(director: Sam Wood; screenwriters: Ladislas Fodor/Bernard Merivale/Howard Emmett Rogers/Leon Gordon/Horace Jackson; cinematographer: James Van Trees; editor: Frank E. Hull; music: William Axt; cast: Loretta Young (Lady Helen Dudley Dearden), Franchot Tone (Sir Alan Dearden), Lewis Stone (General Lawrence), Roland Young (William Jeffers), Jessie Ralph (Lady Agatha Hathaway), Dudley Digges (Samuel Metford), Aileen Priggle (Diana Roggers); Runtime: 87; MPAA Rating: NR; producers: Sam Wood/ Lawrence Weingarten; Warner Home Video (MGM); 1936)

“A suspenseful English drawing room mystery.”

Reviewed by Dennis Schwartz

Sam Wood (“The Stratton Story”/”A Night At The Opera”/”Kitty Foyle”) directs this outstanding cast in a suspenseful English drawing room mystery. It’s based on a play by Ladislas Fodor. The team of the following writers handle the screenplay: Bernard Merivale, Howard Emmett Rogers, Leon Gordon and Horace Jackson.

At the London residing socialite Dearden’s party, the party-crasher stranger Hugh Lewis (Henry Daniell) asks Lady Helen Dearden (Loretta Young) for £ 2,000 for the letters he has from her husband Sir Alan Dearden (Franchot Tone) to Diana Roggers (Aileen Priggle). He blackmails her by threatening to make the letters of her prosecutor hubby public and thereby damaging his career.

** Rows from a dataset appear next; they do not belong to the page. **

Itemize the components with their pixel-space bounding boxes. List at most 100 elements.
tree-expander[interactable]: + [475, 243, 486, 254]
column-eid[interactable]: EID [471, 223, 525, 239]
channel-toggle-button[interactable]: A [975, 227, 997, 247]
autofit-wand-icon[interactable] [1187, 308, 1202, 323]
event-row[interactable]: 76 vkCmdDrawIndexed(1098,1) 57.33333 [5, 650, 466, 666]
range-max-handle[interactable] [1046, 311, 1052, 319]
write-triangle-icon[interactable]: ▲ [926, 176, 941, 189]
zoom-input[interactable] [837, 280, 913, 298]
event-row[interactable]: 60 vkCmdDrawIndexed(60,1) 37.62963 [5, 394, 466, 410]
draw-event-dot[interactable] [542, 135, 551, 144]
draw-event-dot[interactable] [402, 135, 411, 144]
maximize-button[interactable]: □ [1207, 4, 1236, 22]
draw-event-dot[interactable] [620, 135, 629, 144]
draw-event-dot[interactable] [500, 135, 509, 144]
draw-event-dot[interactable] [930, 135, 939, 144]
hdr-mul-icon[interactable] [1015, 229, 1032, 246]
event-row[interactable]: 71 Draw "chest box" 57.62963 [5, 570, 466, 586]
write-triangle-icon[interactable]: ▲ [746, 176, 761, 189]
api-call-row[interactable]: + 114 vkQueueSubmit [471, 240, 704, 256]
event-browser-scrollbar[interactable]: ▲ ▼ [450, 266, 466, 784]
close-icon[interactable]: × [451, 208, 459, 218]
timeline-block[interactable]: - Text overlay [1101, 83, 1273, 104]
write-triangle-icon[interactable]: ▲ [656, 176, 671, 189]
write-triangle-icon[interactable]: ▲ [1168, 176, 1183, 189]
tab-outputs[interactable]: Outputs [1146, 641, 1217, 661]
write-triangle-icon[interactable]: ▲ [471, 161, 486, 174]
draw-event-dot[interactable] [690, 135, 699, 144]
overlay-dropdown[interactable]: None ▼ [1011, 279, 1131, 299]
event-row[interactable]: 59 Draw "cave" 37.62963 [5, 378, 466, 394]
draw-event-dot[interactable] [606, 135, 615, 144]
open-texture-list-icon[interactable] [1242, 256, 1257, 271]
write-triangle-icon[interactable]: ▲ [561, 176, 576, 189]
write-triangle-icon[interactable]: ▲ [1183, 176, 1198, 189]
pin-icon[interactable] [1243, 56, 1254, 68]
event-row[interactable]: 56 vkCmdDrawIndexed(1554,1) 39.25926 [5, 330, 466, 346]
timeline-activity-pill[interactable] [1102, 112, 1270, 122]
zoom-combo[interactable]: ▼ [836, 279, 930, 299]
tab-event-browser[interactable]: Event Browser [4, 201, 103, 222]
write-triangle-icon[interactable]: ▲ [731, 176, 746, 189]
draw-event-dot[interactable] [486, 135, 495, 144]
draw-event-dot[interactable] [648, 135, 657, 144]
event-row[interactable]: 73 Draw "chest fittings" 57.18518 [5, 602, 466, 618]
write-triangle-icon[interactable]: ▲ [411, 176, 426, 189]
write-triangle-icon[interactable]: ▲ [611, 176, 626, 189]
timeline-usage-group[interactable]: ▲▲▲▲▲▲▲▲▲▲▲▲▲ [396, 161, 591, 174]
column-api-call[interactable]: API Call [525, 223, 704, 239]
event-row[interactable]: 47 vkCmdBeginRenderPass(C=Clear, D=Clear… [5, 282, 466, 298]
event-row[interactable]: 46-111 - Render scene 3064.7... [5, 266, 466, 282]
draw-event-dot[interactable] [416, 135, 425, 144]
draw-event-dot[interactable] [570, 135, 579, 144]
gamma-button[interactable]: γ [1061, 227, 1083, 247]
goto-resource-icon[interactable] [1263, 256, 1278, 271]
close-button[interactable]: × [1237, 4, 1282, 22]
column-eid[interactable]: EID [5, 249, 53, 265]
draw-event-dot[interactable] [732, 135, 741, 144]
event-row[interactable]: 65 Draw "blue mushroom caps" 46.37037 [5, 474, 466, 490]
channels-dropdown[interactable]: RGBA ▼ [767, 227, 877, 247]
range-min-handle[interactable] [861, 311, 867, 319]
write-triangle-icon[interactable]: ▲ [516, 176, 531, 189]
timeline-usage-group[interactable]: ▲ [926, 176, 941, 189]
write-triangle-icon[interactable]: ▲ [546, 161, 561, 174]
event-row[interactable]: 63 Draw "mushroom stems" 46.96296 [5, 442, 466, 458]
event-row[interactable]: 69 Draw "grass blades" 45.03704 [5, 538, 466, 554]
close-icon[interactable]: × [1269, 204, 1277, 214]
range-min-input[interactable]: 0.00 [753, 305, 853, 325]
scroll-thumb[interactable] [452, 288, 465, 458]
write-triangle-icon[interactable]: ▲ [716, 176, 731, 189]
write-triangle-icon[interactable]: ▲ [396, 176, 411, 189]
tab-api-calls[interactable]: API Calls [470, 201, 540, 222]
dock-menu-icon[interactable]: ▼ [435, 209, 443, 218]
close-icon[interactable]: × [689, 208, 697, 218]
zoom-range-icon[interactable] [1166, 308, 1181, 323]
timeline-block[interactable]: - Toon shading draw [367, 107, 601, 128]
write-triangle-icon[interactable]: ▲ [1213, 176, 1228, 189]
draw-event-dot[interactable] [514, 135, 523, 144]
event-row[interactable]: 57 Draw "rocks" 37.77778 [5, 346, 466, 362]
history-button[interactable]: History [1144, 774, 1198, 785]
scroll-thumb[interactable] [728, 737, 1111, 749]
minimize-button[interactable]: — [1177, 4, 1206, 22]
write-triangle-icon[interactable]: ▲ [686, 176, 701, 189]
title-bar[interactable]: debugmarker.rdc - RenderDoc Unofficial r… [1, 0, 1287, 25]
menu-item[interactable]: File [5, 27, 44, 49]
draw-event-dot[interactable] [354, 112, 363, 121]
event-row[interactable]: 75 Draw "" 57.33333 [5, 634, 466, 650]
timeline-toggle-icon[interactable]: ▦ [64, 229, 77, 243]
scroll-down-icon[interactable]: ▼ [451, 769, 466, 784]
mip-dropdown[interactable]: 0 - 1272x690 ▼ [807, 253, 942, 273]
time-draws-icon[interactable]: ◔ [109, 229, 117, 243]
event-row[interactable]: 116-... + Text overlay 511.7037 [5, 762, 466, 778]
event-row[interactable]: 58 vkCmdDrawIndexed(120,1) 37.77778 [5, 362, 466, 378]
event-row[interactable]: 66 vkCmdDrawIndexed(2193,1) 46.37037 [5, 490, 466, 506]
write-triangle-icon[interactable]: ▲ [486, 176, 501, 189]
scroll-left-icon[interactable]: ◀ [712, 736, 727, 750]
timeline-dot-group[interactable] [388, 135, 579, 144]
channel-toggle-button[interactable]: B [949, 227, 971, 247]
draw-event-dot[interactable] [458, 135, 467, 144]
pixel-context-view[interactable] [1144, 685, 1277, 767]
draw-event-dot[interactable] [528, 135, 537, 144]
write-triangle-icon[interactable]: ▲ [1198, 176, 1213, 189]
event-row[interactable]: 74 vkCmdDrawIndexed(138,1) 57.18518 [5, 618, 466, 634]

Things take a twist when Lady Helen goes to the cliffs of Dover to pay the blackmailer and she witnesses a woman falling off the cliffs. Later her hubby is called back from a vacation in France and asked to prosecute Sam Metford (Dudley Digges) for pushing his wife off the cliffs. Lady Helen has every reason to believe Sam is innocent. The problem is that if she testifies for the defense, knowledge of what business she had would come to light and hubby’s affair would be exposed. Her dilemma is further aggravated when Diana is brutally murdered, which occurred on the day Alan missed a friend’s christening and he has a weak explanation for his absence. The twists keep coming, as the search for truth defies reason but is nevertheless entertainingly accomplished.